Gillen Rebecca, Erlandsson Kjell, Denis-Bacelar Ana M, Thielemans Kris, Hutton Brian F, McQuaid Sarah J
Institute of Nuclear Medicine, University College London, London, UK.
National Physical Laboratory, Teddington, UK.
EJNMMI Phys. 2022 Sep 5;9(1):59. doi: 10.1186/s40658-022-00489-5.
Currently, there is no consensus on the optimal partial volume correction (PVC) algorithm for oncology imaging. Several existing PVC methods require knowledge of the reconstructed resolution, usually as the point spread function (PSF)-often assumed to be spatially invariant. However, this is not the case for SPECT imaging. This work aimed to assess the accuracy of SPECT quantification when PVC is applied using a case-specific PSF.
Simulations of SPECT [Formula: see text]Tc imaging were performed for a range of activity distributions, including those replicating typical clinical oncology studies. Gaussian PSFs in reconstructed images were estimated using perturbation with a small point source. Estimates of the PSF were made in situations which could be encountered in a patient study, including; different positions in the field of view, different lesion shapes, sizes and contrasts, noise-free and noisy data. Ground truth images were convolved with the perturbation-estimated PSF, and with a PSF reflecting the resolution at the centre of the field of view. Both were compared with reconstructed images and the root-mean-square error calculated to assess the accuracy of the estimated PSF. PVC was applied using Single Target Correction, incorporating the perturbation-estimated PSF. Corrected regional mean values were assessed for quantitative accuracy.

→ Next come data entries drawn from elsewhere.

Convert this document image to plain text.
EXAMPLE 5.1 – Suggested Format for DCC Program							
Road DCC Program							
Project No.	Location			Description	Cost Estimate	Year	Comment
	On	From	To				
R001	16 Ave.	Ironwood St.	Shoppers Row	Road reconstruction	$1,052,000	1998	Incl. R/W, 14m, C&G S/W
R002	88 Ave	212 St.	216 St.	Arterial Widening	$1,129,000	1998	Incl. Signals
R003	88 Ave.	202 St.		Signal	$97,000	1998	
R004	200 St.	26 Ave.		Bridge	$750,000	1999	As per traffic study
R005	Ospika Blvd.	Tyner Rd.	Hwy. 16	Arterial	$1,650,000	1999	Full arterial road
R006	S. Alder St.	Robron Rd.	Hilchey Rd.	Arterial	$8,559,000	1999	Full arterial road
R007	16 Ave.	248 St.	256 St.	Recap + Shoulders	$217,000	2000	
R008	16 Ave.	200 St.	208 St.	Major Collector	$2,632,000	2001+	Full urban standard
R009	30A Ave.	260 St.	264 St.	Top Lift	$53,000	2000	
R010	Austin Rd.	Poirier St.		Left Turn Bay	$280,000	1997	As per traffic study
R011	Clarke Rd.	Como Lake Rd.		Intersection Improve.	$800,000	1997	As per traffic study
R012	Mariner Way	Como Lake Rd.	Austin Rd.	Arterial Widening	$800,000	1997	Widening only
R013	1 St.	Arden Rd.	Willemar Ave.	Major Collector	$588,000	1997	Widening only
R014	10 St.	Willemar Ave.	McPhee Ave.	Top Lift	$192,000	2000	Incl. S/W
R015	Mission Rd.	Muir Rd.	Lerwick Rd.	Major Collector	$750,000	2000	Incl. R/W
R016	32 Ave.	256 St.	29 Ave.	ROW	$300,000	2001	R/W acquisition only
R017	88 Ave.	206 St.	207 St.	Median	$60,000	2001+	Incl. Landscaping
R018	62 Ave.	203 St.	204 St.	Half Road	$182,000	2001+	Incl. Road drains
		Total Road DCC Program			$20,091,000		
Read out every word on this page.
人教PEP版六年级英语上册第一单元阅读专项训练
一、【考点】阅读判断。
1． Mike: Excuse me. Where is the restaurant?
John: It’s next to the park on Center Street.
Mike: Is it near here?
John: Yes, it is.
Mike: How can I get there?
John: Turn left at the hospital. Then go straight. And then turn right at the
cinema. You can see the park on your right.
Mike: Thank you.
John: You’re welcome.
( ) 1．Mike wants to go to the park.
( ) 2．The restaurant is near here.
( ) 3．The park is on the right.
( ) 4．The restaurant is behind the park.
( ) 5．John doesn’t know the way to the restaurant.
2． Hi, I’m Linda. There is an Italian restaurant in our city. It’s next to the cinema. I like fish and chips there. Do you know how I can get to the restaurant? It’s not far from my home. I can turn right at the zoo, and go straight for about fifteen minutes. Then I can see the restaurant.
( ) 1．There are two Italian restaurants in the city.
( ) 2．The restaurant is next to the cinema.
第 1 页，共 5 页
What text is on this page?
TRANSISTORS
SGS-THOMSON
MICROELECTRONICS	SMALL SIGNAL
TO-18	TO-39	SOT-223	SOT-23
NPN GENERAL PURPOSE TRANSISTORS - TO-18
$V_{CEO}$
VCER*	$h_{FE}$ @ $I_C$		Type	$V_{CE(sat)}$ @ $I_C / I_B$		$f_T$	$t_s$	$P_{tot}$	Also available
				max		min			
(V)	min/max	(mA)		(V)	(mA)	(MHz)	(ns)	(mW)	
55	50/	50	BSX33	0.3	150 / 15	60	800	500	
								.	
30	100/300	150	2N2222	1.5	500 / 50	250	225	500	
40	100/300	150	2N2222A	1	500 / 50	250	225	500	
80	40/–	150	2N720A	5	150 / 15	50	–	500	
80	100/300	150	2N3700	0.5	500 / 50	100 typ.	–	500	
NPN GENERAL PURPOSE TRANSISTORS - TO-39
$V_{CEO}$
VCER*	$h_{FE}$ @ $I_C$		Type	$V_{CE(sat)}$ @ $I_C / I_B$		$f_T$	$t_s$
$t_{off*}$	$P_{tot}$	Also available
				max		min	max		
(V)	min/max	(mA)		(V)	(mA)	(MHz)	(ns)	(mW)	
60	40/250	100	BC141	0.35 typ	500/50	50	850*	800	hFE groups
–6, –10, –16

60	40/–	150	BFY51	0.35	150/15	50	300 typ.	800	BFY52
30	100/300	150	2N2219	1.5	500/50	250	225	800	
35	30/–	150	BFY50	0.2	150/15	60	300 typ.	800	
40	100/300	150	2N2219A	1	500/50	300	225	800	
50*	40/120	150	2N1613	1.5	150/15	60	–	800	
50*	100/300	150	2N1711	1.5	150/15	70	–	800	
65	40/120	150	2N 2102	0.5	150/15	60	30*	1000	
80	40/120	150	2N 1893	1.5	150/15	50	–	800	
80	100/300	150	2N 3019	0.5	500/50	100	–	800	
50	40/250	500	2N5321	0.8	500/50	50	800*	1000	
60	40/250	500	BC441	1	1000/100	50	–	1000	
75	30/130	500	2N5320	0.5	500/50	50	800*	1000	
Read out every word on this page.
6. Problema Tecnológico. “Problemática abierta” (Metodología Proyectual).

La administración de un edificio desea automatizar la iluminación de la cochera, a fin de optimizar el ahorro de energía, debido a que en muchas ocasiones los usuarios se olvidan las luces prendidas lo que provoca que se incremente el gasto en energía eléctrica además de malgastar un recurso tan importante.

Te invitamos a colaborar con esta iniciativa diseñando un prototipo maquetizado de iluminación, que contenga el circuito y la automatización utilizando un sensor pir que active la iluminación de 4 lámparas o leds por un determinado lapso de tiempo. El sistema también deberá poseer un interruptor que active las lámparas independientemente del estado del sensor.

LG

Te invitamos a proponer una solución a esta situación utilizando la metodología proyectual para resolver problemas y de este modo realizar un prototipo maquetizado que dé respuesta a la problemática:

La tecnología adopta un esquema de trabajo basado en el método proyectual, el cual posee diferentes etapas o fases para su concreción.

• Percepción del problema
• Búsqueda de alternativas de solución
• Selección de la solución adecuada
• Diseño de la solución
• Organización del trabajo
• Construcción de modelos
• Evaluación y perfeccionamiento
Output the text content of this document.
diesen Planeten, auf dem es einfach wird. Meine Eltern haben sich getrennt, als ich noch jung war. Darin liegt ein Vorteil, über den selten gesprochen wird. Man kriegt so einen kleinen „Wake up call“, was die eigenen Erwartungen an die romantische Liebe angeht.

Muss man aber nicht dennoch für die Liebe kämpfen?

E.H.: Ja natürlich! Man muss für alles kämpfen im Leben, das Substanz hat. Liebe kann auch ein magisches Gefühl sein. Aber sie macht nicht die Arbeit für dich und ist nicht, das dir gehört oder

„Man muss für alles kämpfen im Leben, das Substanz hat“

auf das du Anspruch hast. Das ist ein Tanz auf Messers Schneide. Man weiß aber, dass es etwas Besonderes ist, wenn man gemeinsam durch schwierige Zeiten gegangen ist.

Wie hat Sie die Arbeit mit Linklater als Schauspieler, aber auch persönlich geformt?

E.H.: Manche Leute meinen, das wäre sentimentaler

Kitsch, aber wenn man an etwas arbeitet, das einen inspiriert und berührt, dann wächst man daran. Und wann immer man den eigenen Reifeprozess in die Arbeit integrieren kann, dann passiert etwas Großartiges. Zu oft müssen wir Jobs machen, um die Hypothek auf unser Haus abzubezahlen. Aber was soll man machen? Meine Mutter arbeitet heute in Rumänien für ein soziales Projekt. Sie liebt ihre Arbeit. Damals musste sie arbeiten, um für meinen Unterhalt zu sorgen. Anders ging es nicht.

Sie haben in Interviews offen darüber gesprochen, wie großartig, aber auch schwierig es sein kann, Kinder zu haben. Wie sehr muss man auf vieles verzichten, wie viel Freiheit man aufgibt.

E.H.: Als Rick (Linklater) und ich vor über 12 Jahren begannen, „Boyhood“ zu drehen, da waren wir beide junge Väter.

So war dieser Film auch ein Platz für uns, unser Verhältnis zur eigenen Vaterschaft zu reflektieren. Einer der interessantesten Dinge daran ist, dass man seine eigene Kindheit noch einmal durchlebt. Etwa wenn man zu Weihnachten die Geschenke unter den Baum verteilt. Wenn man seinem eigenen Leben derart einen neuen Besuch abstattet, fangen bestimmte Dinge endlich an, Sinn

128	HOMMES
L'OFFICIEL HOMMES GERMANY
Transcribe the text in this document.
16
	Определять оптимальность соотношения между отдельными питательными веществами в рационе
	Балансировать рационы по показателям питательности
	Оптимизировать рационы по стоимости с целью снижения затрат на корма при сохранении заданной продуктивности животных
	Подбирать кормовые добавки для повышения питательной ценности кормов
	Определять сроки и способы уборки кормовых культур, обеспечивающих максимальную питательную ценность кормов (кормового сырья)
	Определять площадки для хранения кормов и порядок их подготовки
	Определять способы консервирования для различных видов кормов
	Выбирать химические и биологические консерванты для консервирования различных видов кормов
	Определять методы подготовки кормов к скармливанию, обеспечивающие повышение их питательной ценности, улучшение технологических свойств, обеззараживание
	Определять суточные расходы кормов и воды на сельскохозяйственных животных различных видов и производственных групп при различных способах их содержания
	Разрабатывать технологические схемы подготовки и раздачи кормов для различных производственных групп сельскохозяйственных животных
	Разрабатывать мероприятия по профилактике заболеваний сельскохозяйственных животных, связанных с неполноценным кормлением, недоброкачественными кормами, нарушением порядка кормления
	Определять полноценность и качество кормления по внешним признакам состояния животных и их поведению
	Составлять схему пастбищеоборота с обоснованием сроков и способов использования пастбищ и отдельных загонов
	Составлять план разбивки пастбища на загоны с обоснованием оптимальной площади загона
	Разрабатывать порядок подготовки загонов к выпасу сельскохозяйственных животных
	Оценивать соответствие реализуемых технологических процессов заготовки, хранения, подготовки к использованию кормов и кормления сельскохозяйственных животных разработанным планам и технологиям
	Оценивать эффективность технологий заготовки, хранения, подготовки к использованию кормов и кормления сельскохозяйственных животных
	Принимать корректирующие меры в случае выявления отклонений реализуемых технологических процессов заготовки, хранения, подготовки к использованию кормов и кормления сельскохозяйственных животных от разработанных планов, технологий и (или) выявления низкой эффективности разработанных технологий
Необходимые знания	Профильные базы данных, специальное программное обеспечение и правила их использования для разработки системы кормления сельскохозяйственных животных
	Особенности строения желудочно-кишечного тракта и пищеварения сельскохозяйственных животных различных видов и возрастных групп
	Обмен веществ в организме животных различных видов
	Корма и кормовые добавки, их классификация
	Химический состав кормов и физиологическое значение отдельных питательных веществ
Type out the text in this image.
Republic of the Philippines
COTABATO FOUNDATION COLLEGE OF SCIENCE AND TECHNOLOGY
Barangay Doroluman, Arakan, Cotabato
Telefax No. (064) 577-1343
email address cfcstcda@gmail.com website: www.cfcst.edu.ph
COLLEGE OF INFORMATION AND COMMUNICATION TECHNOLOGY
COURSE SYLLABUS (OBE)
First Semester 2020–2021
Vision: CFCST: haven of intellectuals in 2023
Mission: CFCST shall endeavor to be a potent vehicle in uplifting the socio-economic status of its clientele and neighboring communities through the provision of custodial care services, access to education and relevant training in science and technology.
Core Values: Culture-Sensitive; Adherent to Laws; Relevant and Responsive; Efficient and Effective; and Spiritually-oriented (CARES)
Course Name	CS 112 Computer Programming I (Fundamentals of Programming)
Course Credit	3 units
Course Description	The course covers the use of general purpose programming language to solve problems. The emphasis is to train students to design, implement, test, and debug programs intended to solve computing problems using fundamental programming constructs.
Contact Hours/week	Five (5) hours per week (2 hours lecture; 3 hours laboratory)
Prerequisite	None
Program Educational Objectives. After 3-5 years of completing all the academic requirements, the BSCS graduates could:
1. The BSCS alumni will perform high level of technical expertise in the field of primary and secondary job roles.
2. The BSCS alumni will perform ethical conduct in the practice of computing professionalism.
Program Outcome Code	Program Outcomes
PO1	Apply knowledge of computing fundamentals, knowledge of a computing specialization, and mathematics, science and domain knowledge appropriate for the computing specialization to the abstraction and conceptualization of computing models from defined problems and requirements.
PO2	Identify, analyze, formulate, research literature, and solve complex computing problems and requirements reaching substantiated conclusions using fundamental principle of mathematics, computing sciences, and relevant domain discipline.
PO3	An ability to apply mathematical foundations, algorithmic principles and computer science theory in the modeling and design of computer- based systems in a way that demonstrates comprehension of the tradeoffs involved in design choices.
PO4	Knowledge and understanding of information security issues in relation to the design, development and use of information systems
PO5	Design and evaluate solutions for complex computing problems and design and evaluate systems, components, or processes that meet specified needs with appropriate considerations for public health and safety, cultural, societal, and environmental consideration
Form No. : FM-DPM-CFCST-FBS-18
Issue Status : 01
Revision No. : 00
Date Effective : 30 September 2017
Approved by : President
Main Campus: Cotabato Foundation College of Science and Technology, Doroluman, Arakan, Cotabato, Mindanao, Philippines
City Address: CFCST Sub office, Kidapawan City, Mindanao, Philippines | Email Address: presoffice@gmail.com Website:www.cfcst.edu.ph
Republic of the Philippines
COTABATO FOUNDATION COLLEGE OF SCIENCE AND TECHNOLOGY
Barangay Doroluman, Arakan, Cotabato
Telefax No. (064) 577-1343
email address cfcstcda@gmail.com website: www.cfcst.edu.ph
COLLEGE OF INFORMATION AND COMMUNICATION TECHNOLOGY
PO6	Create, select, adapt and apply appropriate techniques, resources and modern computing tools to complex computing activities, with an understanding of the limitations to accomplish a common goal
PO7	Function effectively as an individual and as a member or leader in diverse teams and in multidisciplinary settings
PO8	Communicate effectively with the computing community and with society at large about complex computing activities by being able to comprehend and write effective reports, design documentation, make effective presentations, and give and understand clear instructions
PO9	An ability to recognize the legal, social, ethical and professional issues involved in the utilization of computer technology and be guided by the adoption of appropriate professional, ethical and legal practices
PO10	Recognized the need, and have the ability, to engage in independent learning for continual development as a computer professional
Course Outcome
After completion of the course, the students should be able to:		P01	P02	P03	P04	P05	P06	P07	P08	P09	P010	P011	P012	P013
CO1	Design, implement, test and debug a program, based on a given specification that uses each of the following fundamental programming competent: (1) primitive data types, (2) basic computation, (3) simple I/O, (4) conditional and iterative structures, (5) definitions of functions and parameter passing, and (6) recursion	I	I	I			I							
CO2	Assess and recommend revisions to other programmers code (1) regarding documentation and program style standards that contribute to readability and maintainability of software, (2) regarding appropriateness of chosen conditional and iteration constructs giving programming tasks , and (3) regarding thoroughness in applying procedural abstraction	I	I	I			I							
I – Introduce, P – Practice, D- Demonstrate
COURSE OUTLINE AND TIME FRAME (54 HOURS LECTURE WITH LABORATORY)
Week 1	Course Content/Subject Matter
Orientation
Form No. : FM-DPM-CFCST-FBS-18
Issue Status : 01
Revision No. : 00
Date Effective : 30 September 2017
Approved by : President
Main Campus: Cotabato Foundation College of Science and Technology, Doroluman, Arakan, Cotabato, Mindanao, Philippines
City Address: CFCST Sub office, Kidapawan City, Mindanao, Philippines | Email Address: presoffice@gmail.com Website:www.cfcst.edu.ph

Perturbation-estimated PSF values demonstrated dependence on the position in the Field of View and the number of OSEM iterations. A lower root mean squared error was observed when convolution of the ground truth image was performed with the perturbation-estimated PSF, compared with convolution using a different PSF. Regional mean values following PVC using the perturbation-estimated PSF were more accurate than uncorrected data, or data corrected with PVC using an unsuitable PSF. This was the case for both simple and anthropomorphic phantoms. For the simple phantom, regional mean values were within 0.7% of the ground truth values. Accuracy improved after 5 or more OSEM iterations (10 subsets). For the anthropomorphic phantoms, post-correction regional mean values were within 1.6% of the ground truth values for noise-free uniform lesions.
Perturbation using a simulated point source could potentially improve quantitative SPECT accuracy via the application of PVC, provided that sufficient reconstruction iterations are used.
目前,关于肿瘤成像的最佳部分容积校正(PVC)算法尚无共识。现有的几种PVC方法需要了解重建分辨率,通常将其作为点扩散函数(PSF)——通常假定其在空间上是不变的。然而,单光子发射计算机断层显像(SPECT)成像并非如此。这项工作旨在评估使用特定病例PSF进行PVC时SPECT定量的准确性。
针对一系列活度分布进行SPECT[公式:见正文]锝成像模拟,包括那些复制典型临床肿瘤学研究的分布。利用小的点源微扰估计重建图像中的高斯PSF。在患者研究中可能遇到的情况下进行PSF估计,包括:视野中的不同位置、不同的病变形状、大小和对比度、无噪声和有噪声的数据。将真实图像与微扰估计的PSF以及反映视野中心分辨率的PSF进行卷积。将两者与重建图像进行比较,并计算均方根误差以评估估计PSF的准确性。使用包含微扰估计PSF的单目标校正应用PVC。评估校正后的区域平均值的定量准确性。
微扰估计的PSF值显示出对视野位置和有序子集最大期望值最大化(OSEM)迭代次数的依赖性。与使用不同PSF进行卷积相比,如果使用微扰估计的PSF对真实图像进行卷积,则观察到更低的均方根误差。使用微扰估计的PSF进行PVC后的区域平均值比未校正的数据或使用不合适的PSF进行PVC校正的数据更准确。简单模型和拟人模型均是如此。对于简单模型,区域平均值在真实值的0.7%以内。在进行5次或更多次OSEM迭代(10个子集)后,准确性有所提高。对于拟人模型,对于无噪声均匀病变,校正后的区域平均值在真实值的1.6%以内。
只要使用足够的重建迭代次数,使用模拟点源进行微扰有可能通过应用PVC提高SPECT定量的准确性。